Para Sururus..., a exploração prática se deu com improvisações em duas camadas: 
  1. execução instrumental baseada em dois elementos: "platôs" (ideias musicais estáticas/repetitivas) e "percursos" (transições entre platôs);
  2. burburinho vocal a partir de uma lista de expressões obsoletas.
Essa exploração permitiu pré-visualizar os resultados deste dispositivo de organização de materiais sonoros, gerando, por exemplo, relações de defasagem entre flauta e piano e distintas expressividades. Casualmente, as expressões obsoletas forçam uma moldura de sentido sobre os conteúdos sonoros-instrumentais.

Também apresentei um plano estrutural para a peça, que pretende contrastar a representação de distintos ambientes de performance musical: piano bar e recital de música contemporânea, além de alternar esses ambientes com envolvimento da assistência por meio de jogos com burburinhos e pequenos textos apresentados em cartazes.

O planejamento apresentado para cada peça tinha ideias abstratas sobre a estrutura e possíveis materiais. As explorações deste segundo dia de oficina proporcionaram o enquadramento de sonoridades e imagens mais concretas que ficam em minha memória para iniciar o trabalho de escrita.

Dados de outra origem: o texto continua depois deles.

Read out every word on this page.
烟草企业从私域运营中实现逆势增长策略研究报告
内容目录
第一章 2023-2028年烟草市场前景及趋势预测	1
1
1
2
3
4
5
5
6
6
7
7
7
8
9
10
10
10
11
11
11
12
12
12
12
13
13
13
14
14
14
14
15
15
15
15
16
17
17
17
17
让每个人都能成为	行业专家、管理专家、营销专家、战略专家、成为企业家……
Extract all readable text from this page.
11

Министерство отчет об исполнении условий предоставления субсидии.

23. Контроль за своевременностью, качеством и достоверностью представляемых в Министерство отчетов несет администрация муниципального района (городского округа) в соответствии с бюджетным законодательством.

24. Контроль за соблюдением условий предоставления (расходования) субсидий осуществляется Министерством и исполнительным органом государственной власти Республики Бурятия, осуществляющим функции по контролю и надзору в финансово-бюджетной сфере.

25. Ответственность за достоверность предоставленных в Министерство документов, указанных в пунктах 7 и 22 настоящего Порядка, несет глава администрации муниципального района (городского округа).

Sábado, 1º de dezembro de 2018: prévias das demais etapas

O terceiro dia de oficinas foi dedicado a conversas prévias sobre as peças projetadas como metas para as etapas posteriores do projeto, ocasionando trocas de ideias e explorações sonoras.

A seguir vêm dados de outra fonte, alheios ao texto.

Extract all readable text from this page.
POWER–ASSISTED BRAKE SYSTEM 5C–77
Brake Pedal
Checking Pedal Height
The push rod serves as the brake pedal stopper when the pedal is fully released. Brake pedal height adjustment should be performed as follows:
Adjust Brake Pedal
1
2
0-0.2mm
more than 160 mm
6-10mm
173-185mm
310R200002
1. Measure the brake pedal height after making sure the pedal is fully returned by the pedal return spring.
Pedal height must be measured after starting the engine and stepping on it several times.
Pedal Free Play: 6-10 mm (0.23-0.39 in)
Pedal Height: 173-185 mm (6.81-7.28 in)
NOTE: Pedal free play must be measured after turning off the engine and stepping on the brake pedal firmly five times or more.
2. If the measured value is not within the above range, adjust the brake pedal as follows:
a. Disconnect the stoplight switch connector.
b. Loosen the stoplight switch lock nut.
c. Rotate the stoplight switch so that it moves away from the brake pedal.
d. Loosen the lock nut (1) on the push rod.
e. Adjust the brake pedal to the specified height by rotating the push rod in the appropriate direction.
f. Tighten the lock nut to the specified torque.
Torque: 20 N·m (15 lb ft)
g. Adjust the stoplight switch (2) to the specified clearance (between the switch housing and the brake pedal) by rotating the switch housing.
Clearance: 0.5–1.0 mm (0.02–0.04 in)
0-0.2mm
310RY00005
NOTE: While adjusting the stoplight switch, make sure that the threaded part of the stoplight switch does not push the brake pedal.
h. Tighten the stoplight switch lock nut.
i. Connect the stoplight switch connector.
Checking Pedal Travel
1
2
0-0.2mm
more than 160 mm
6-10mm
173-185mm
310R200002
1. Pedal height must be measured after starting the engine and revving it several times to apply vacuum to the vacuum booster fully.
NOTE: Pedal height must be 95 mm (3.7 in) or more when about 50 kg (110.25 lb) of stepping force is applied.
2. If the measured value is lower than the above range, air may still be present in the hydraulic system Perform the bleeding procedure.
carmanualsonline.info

As explorações tiveram dois motes:
  1. as possibilidades sonoras dos instrumentos quando tocados bem próximos do ouvinte/espectador, tendo em vista que a proposta para as Charlas é que sejam peças intimistas, interpretadas para apenas uma pessoa como público de cada vez;
  2. elementos das pesquisas individuais que possam ser transformados em materiais para as peças, seja como abordagem para a escrita, seja como elementos visuais, gestuais ou textuais.

Dario compartilha possibilidades de timbres do piano com os colegas de criação.

Aspectos práticos, como a preocupação com a segurança do/a performer sozinho/a em uma sala com uma pessoa estranha também foram abordados. Essa preocupação, aliada a possíveis elos entre as charlas individuais leva-me à noção de trabalhar essas performances em pares. Ou seja, o espectador/ouvinte é levado a um espaço para experimentar duas charlas distintas em sequência. Assim, cada performer serve de apoio e proporciona revezamento à sua dupla, gerando possibilidade de auxílio com recursos técnicos e, na composição, ligações formais ou expressivas. Os pares para as charlas seriam os mesmos da primeira rodada de duos: Dario e Gina; Renan e Sabrina.

Nas próximas semanas, vou produzir postagens relacionadas ao estado atual de planejamento de cada uma das peças estabelecidas como metas para a construção do repertório do coletivo. Esses registros iniciam a caracterização deste blog como diário de bordo e parte de uma metodologia que encara todo o percurso como pesquisa artística e pretende dar concretude e consistência ao conhecimento encorporado e relacionado a essas práticas.